George Archer-Shee, a 13-year-old cadet at the Isle of Wight's Osbourne Naval College, was accused of stealing a five shilling postal note from the locker of a fellow cadet in 1908. The college asserted that George signed his name to a postal order and cashed it, and despite the young boy's claims of innocence, he was expelled from the College. The father, Martin Archer-Shee, a Liverpool bank manager believed his son, and tried unsuccessfully to get satisfaction, first from the Commander of the College, and then from the Admiralty. Archer-Shee couldn't file suit directly against the College, as it and the Admiralty were part of the King's domain and therefore immune from such actions. The King could do no wrong.
Many people in England at the time felt that George, as a Catholic, was a victim of bias. It was widely reported that several cadets were suspected of the crime, while only Archer-Shee was expelled and charged.
Archer-Shee asked Edward Carson, who achieved recognition earlier in his life as the man who prosecuted Oscar Wilde (during Wilde's libel suit against the Marquis of Queensberry), to serve as the family's barrister. In order to argue the case, Carson made use of a Petition of Right which if accepted by the Home Office and the Attorney General, could be given to the King. The King could then, if he desired, grant the Petition and the case could go to court. In May of 1909, King Edward VII received the Petition and signed it "Let Right be Done," allowing the prosecutor to proceed. The admiralty challenged the petition and won, but that ruling was subsequently overturned on appeal by Carson.

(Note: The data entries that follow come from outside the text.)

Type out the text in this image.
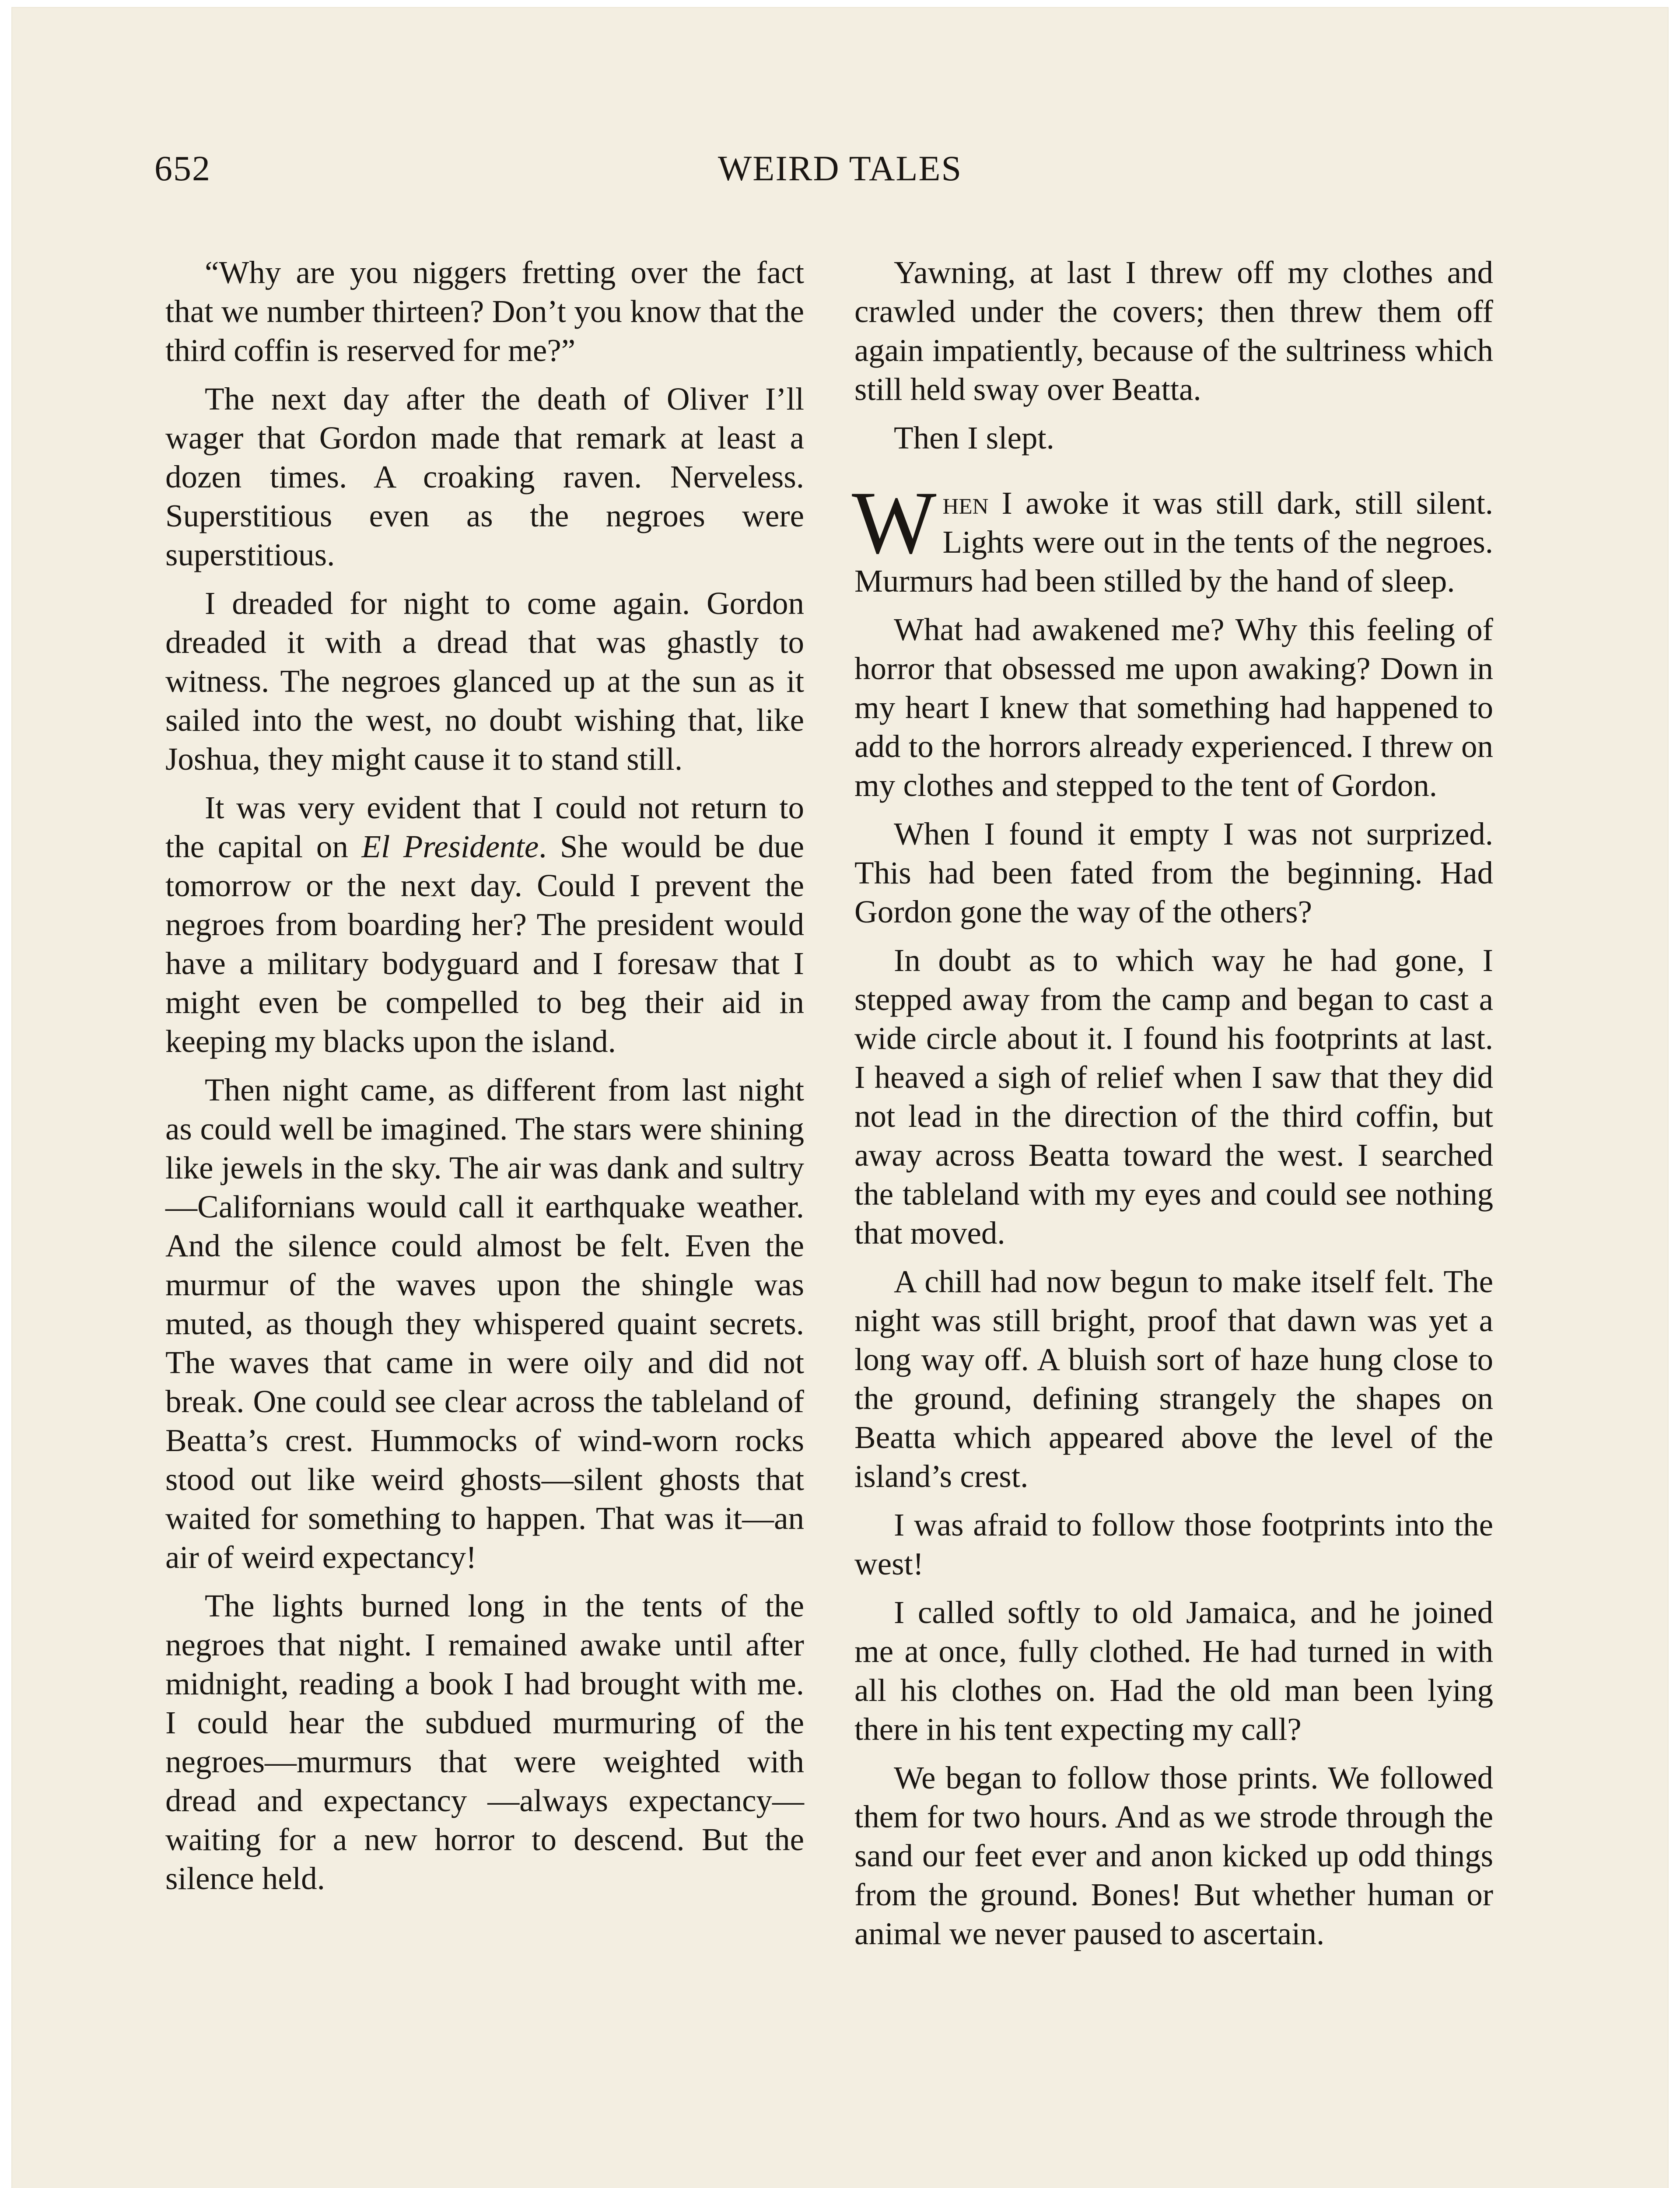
652	WEIRD TALES

“Why are you niggers fretting over the fact that we number thirteen? Don’t you know that the third coffin is reserved for me?”

The next day after the death of Oliver I’ll wager that Gordon made that remark at least a dozen times. A croaking raven. Nerveless. Superstitious even as the negroes were superstitious.

I dreaded for night to come again. Gordon dreaded it with a dread that was ghastly to witness. The negroes glanced up at the sun as it sailed into the west, no doubt wishing that, like Joshua, they might cause it to stand still.

It was very evident that I could not return to the capital on El Presidente. She would be due tomorrow or the next day. Could I prevent the negroes from boarding her? The president would have a military bodyguard and I foresaw that I might even be compelled to beg their aid in keeping my blacks upon the island.

Then night came, as different from last night as could well be imagined. The stars were shining like jewels in the sky. The air was dank and sultry —Californians would call it earthquake weather. And the silence could almost be felt. Even the murmur of the waves upon the shingle was muted, as though they whispered quaint secrets. The waves that came in were oily and did not break. One could see clear across the tableland of Beatta’s crest. Hummocks of wind-worn rocks stood out like weird ghosts—silent ghosts that waited for something to happen. That was it—an air of weird expectancy!

The lights burned long in the tents of the negroes that night. I remained awake until after midnight, reading a book I had brought with me. I could hear the subdued murmuring of the negroes—murmurs that were weighted with dread and expectancy —always expectancy—waiting for a new horror to descend. But the silence held.

Yawning, at last I threw off my clothes and crawled under the covers; then threw them off again impatiently, because of the sultriness which still held sway over Beatta.

Then I slept.

When I awoke it was still dark, still silent. Lights were out in the tents of the negroes. Murmurs had been stilled by the hand of sleep.

What had awakened me? Why this feeling of horror that obsessed me upon awaking? Down in my heart I knew that something had happened to add to the horrors already experienced. I threw on my clothes and stepped to the tent of Gordon.

When I found it empty I was not surprized. This had been fated from the beginning. Had Gordon gone the way of the others?

In doubt as to which way he had gone, I stepped away from the camp and began to cast a wide circle about it. I found his footprints at last. I heaved a sigh of relief when I saw that they did not lead in the direction of the third coffin, but away across Beatta toward the west. I searched the tableland with my eyes and could see nothing that moved.

A chill had now begun to make itself felt. The night was still bright, proof that dawn was yet a long way off. A bluish sort of haze hung close to the ground, defining strangely the shapes on Beatta which appeared above the level of the island’s crest.

I was afraid to follow those footprints into the west!

I called softly to old Jamaica, and he joined me at once, fully clothed. He had turned in with all his clothes on. Had the old man been lying there in his tent expecting my call?

We began to follow those prints. We followed them for two hours. And as we strode through the sand our feet ever and anon kicked up odd things from the ground. Bones! But whether human or animal we never paused to ascertain.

On July 26th, 1910 the trial began, with Sir Rufus Isaacs chosen to represent the Admiralty. Four days into the trial, Isaacs announced that on behalf of the Admiralty and the crown, he accepted George's claim of innocence. It was reported that at the trial, members of the jury climbed over barriers just to congratulate the Archer-Shee family.
Later, the case became the subject of heated political debate. Many felt that the first Lord of the Admiralty, Reginald McKenna, tainted the image of British justice, by not paying damages to the Archer-Shee family. George's brother, who had just been elected a Conservative and Unionist Member of Parliament, brought the issue to his colleagues' attention. In June of that year, the family was finally paid £3,000 in addition to the costs of the trial.
While the financial matters were finally squared away, no formal letter of apology or a withdrawal of charges was ever sent to George Archer-Shee. George Archer-Shee served in the military in World War I and was killed in action in 1914 in Ypres when an order to withdraw did not reach his platoon in time.
Rattigan made numerous alterations as he created his play, simplifying the legal niceties and advancing the date from 1908 to 1912-1914, when the Admiralty had WW1 on its hands along with Ronnie Winslow. George's 36-year-old Tory MP brother, Martin Archer-Shee, became the playful Oxford undergrad Dickie Winslow and he changed the very conservative sister Catherine into a Suffragette. (When the play's pre-London tour came to Bristol, Rattigan met with the now-aged daughter and talked her into accepting his reworking of her life.) He removed the religious aspect to the family's struggle to keep his focus on their relentless quest for justice.
"The drama of injustice and of a little man's dedication to setting things right," Rattigan said, "seemed to have more pathos and validity just because it involved an inconsequential individual."